O(n) – The solution involves iterating through the list of IDs once to count the frequency of each ID, where n is the number of IDs. Then, finding the maximum count requires iterating through the counts, which is proportional to the number of unique IDs which is at most n. Finally, iterating through the counts again to find the IDs with the maximum count also takes at most n time. Therefore, the overall time complexity is dominated by the initial count and subsequent lookups, all of which are linear with respect to n.

Space Complexity

O(N) – The algorithm uses a tally sheet to count the occurrences of each unique ID. In the worst-case scenario, all N IDs in the input list are unique, resulting in a hash map (the tally sheet) storing N distinct key-value pairs where each key is an ID and each value is a count. Additionally, to store the most frequent IDs, another data structure is required with a maximum size of N in the worst case, where all IDs have the same frequency. Therefore, the auxiliary space used is proportional to N, leading to a space complexity of O(N).

Edge Cases

Case	How to Handle
Empty input list	Return an empty list or a predefined value (e.g., null) indicating no frequent IDs exist.
Input list with only one ID	Return the single ID if the frequency requirement is met (e.g., finding IDs that occur more than 0 times), or an empty list otherwise.
Input list where all IDs are unique	Return an empty list if the frequency threshold is not met by any ID.
Input list where all IDs are the same	Return the single ID if its frequency meets or exceeds the threshold.
Large input list exceeding available memory	Consider using streaming algorithms or external memory techniques to process the data in chunks.
Integer overflow when counting frequencies for very large datasets	Use larger data types (e.g., long) or consider alternative approaches to prevent overflow.
Multiple IDs having the exact same maximum frequency	Return all IDs with the maximum frequency, maintaining a consistent order (e.g., sorted).
Negative ID values	The chosen data structure (e.g., hash map) should correctly handle negative ID values without unexpected behavior.

Empty input list

How to Handle:

Return an empty list or a predefined value (e.g., null) indicating no frequent IDs exist.
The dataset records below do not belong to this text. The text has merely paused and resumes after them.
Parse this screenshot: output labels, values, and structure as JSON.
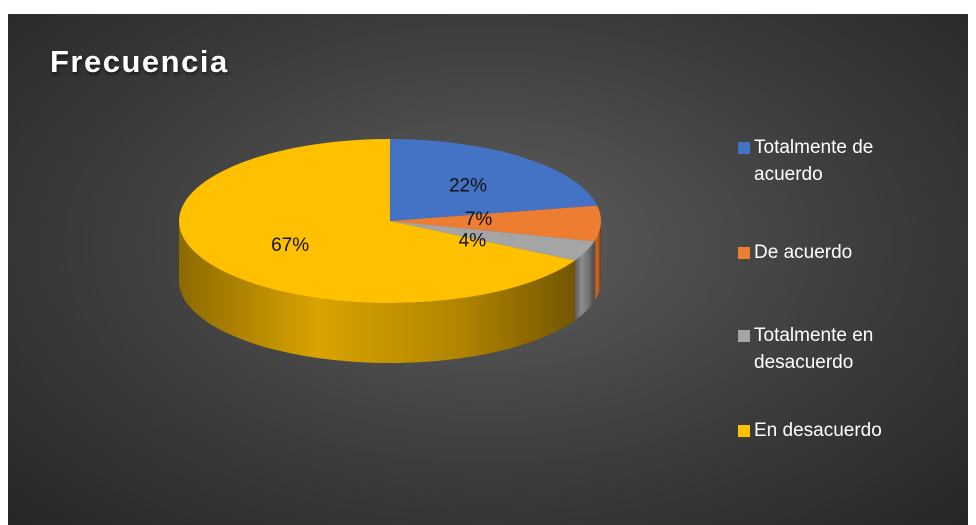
{
  "chart_data": {
    "type": "pie",
    "title": "Frecuencia",
    "categories": [
      "Totalmente de acuerdo",
      "De acuerdo",
      "Totalmente en desacuerdo",
      "En desacuerdo"
    ],
    "values": [
      22,
      7,
      4,
      67
    ],
    "data_labels": [
      "22%",
      "7%",
      "4%",
      "67%"
    ],
    "colors": [
      "#4472C4",
      "#ED7D31",
      "#A5A5A5",
      "#FFC000"
    ],
    "legend_position": "right",
    "style": "3d"
  }
}
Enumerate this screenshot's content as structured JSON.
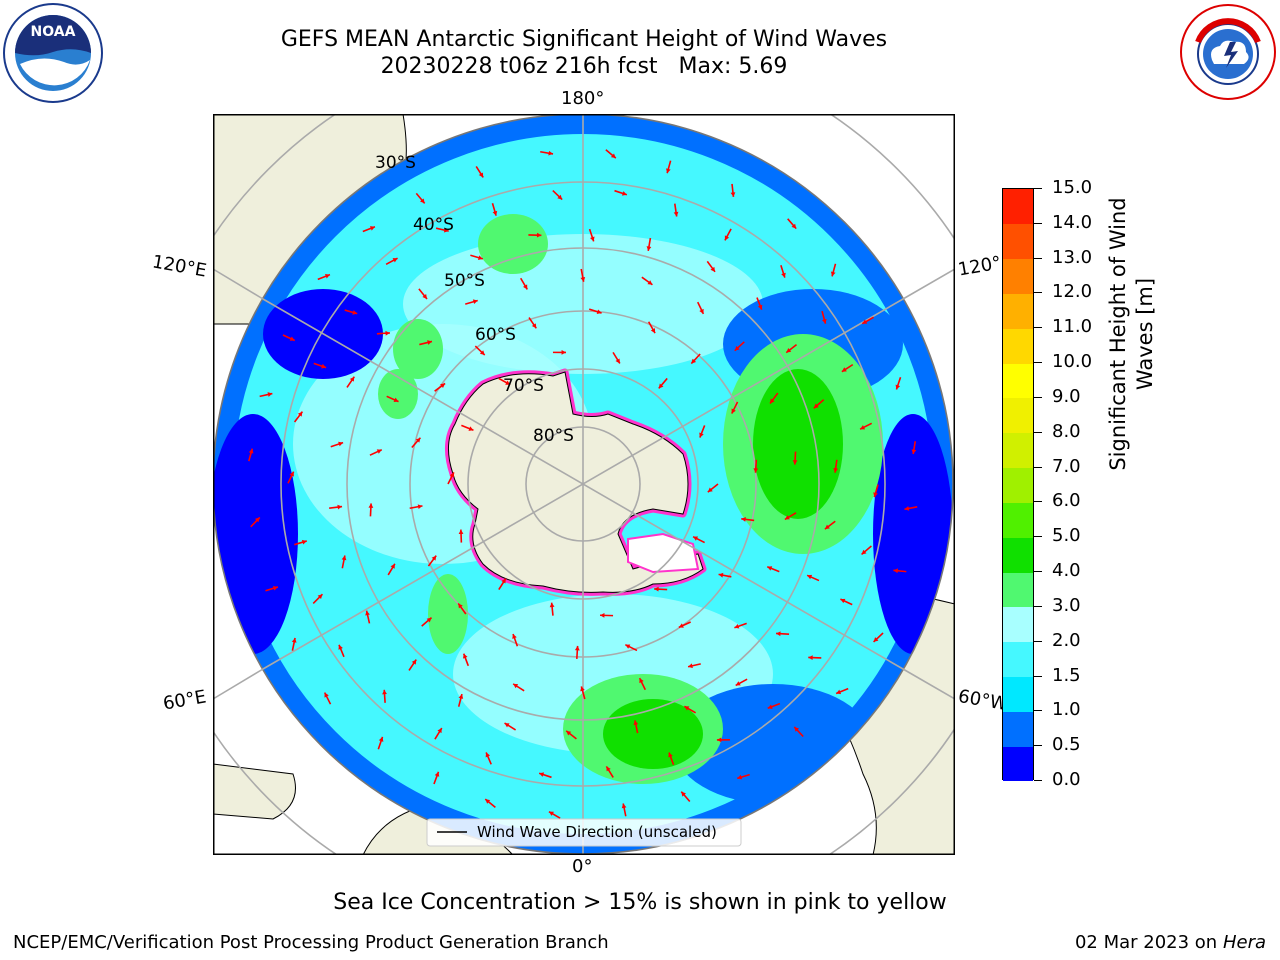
{
  "title": {
    "line1": "GEFS MEAN Antarctic Significant Height of Wind Waves",
    "line2_run": "20230228 t06z 216h fcst",
    "line2_max": "Max: 5.69"
  },
  "logos": {
    "left": "NOAA",
    "right": "NATIONAL WEATHER SERVICE"
  },
  "map": {
    "projection": "south-polar-stereographic",
    "longitude_labels": {
      "top": "180°",
      "bottom": "0°",
      "left_upper": "120°E",
      "left_lower": "60°E",
      "right_upper": "120°",
      "right_lower": "60°W"
    },
    "latitude_labels": [
      "30°S",
      "40°S",
      "50°S",
      "60°S",
      "70°S",
      "80°S"
    ],
    "legend": "Wind Wave Direction (unscaled)",
    "arrow_color": "#ff0000",
    "land_color": "#efefdc"
  },
  "colorbar": {
    "label": "Significant Height of Wind Waves [m]",
    "ticks": [
      "0.0",
      "0.5",
      "1.0",
      "1.5",
      "2.0",
      "3.0",
      "4.0",
      "5.0",
      "6.0",
      "7.0",
      "8.0",
      "9.0",
      "10.0",
      "11.0",
      "12.0",
      "13.0",
      "14.0",
      "15.0"
    ],
    "colors": [
      "#0000ff",
      "#0070ff",
      "#00e8ff",
      "#45f8ff",
      "#a8ffff",
      "#50f870",
      "#10e000",
      "#50f000",
      "#a0f000",
      "#d0f000",
      "#f0f000",
      "#ffff00",
      "#ffd800",
      "#ffb000",
      "#ff8000",
      "#ff5000",
      "#ff2000"
    ]
  },
  "subtitle": "Sea Ice Concentration > 15% is shown in pink to yellow",
  "footer": {
    "left": "NCEP/EMC/Verification Post Processing Product Generation Branch",
    "date": "02 Mar 2023 on",
    "host": "Hera"
  }
}
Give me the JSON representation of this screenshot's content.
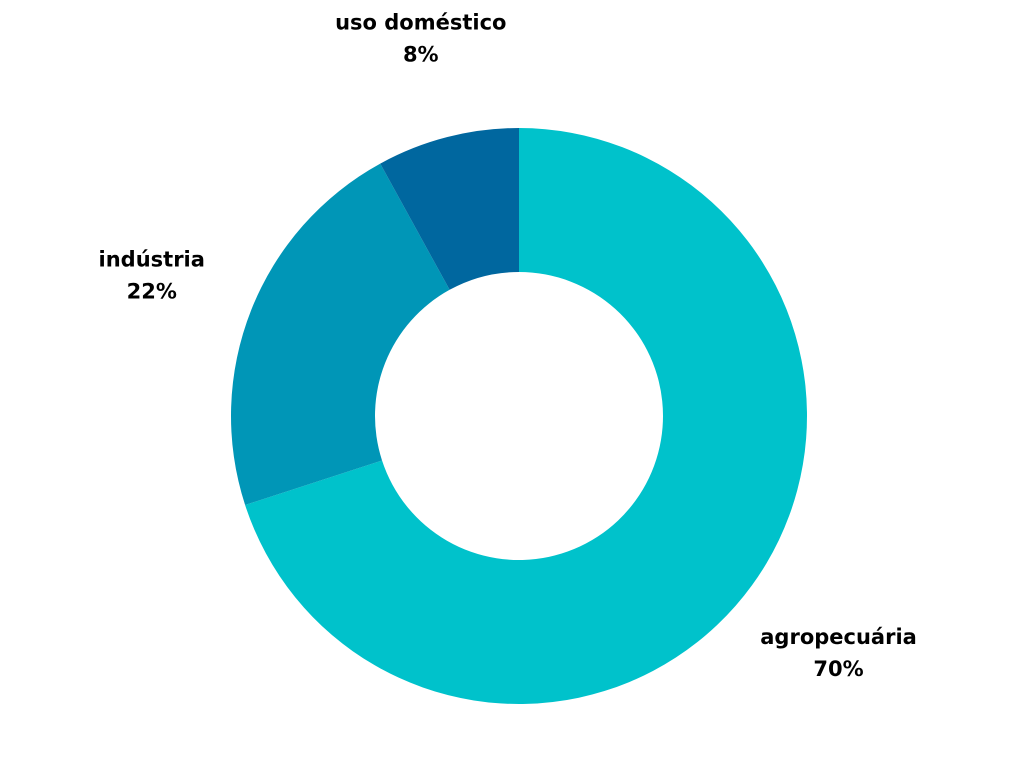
{
  "chart_data": {
    "type": "pie",
    "variant": "donut",
    "title": "",
    "slices": [
      {
        "label": "agropecuária",
        "value": 70,
        "value_label": "70%",
        "color": "#00c2cb"
      },
      {
        "label": "indústria",
        "value": 22,
        "value_label": "22%",
        "color": "#0096b7"
      },
      {
        "label": "uso doméstico",
        "value": 8,
        "value_label": "8%",
        "color": "#00679f"
      }
    ],
    "start": "top",
    "direction": "clockwise",
    "legend": "none",
    "background": "#ffffff"
  }
}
Input list with only one ID

How to Handle:

Return the single ID if the frequency requirement is met (e.g., finding IDs that occur more than 0 times), or an empty list otherwise.

Input list where all IDs are unique

How to Handle:

Return an empty list if the frequency threshold is not met by any ID.

Input list where all IDs are the same

How to Handle:

Return the single ID if its frequency meets or exceeds the threshold.

Large input list exceeding available memory

How to Handle:

Consider using streaming algorithms or external memory techniques to process the data in chunks.

Integer overflow when counting frequencies for very large datasets

How to Handle:

Use larger data types (e.g., long) or consider alternative approaches to prevent overflow.

Multiple IDs having the exact same maximum frequency

How to Handle:

Return all IDs with the maximum frequency, maintaining a consistent order (e.g., sorted).

Negative ID values

How to Handle:

The chosen data structure (e.g., hash map) should correctly handle negative ID values without unexpected behavior.